Clytorian streams the love of wine expel,
(Such is the virtue of the abstemious well,)
Whether the colder nymph, that rules the flood,
Extinguishes, and balks the drunken god;
Or that Melampus (so have some assured)
When the mad Proetides with charms he cured,
And powerful herbs, both charms, and simples cast
Into the sober spring, where still their virtues last.
“ ‘Unlike effects Lyncestis will produce;
Who drinks his waters, though with moderate use,
Reels us with wine, and sees with double sight;
His heels too heavy, and his head too light.
Ladon, once Pheneus, an Arcadian stream,
(Ambiguous in the effects, as in the name,)
By day is wholesome beverage, but is thought
By night infected, and a deadly draught.
“ ‘Thus running rivers, and the standing lake,
Now of these virtues, now of those partake:
Time was (and all things time and fate obey)
When fast Ortygia floated on the sea;
Such were Cyanean isles, when Typhis steer’d
Between their straits, and their collision fear’d;
They swam where now they sit; and firmly join’d,
Secure of rooting up, resist the wind.
Nor Aetna, vomiting sulphureous fire,
Will ever belch; for sulphur will expire:
(The veins exhausted of the liquid store:)
Time was, she cast no flames; in time will cast no more.
“ ‘For whether earth’s an animal, and air
Imbibes, her lungs with coolness to repair,
And what she sucks remits, she still require
Inlets for air, and outlets for her fires;
When tortured with convulsive fits she shakes,
That motion choke the vent, till other vent she makes:
Or when the winds in hollow caves are closed,
And subtle spirits find that way opposed,
They toss up flints in air; the flints that hide
The seeds of fire, thus toss’d in air, collide,
Kindling the sulphur, till the fuel spent,
The cave is cool’d, and the fierce winds relent.
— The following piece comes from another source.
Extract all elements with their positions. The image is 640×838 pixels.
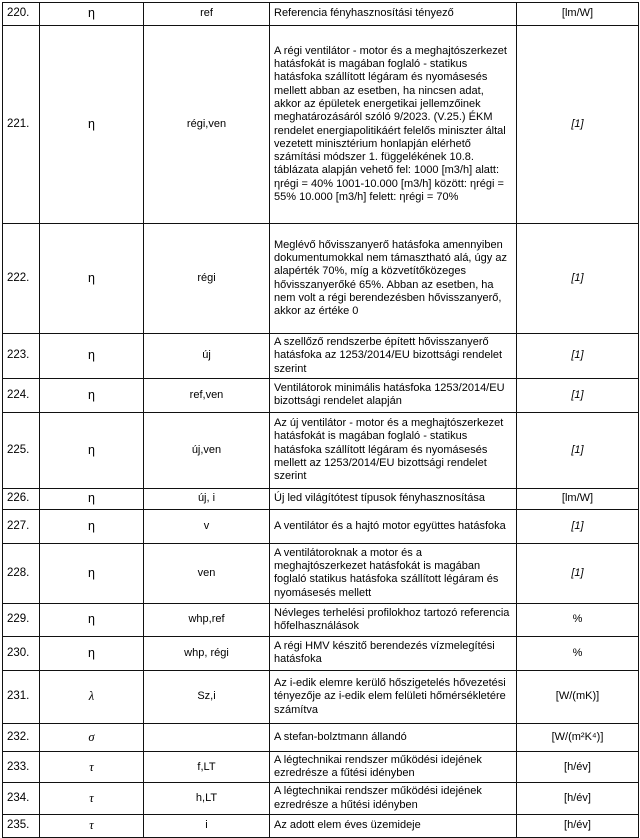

“ ‘Or whether sulphur, catching fire, feeds on
Its unctuous parts, till all the matter gone,
The flames no more ascend; for earth supplies
The fat that feeds them; and when earth denies
That food, by length of time consumed, the fire
Famish’d for want of fuel must expire.
“ ‘A race of men there are, as fame has told,
Who shivering suffer Hyperborean cold,
Till nine times bathing in Minerva’s lake,
Soft feathers, to defend their naked sides they take.
’Tis said, the Scythian wives (believe who will)
Transform’d themselves to birds by magic skill:
Smear’d over with an oil of wondrous might,
That adds new pinions to their airy flight.
“ ‘But this by sure experiment we know,
That living creatures from corruption grow:
Hide in a hollow pit a slaughter’d steer,
Bees from his putrid bowels will appear;
Who, like their parents, haunt the fields, and bring
Their honey harvest home, and hope another spring.
The warlike steed is multiplied, we find,
To wasps, and hornets of the warrior kind.
Cut from a crab his crooked claws, and hide
The rest in earth, a scorpion thence will glide,
And shoot his sting; his tail in circles toss’d
Refers the limbs his backward father lost;
And worms, that stretch on leaves their filmy loom,
Crawl from their bags, and butterflies become.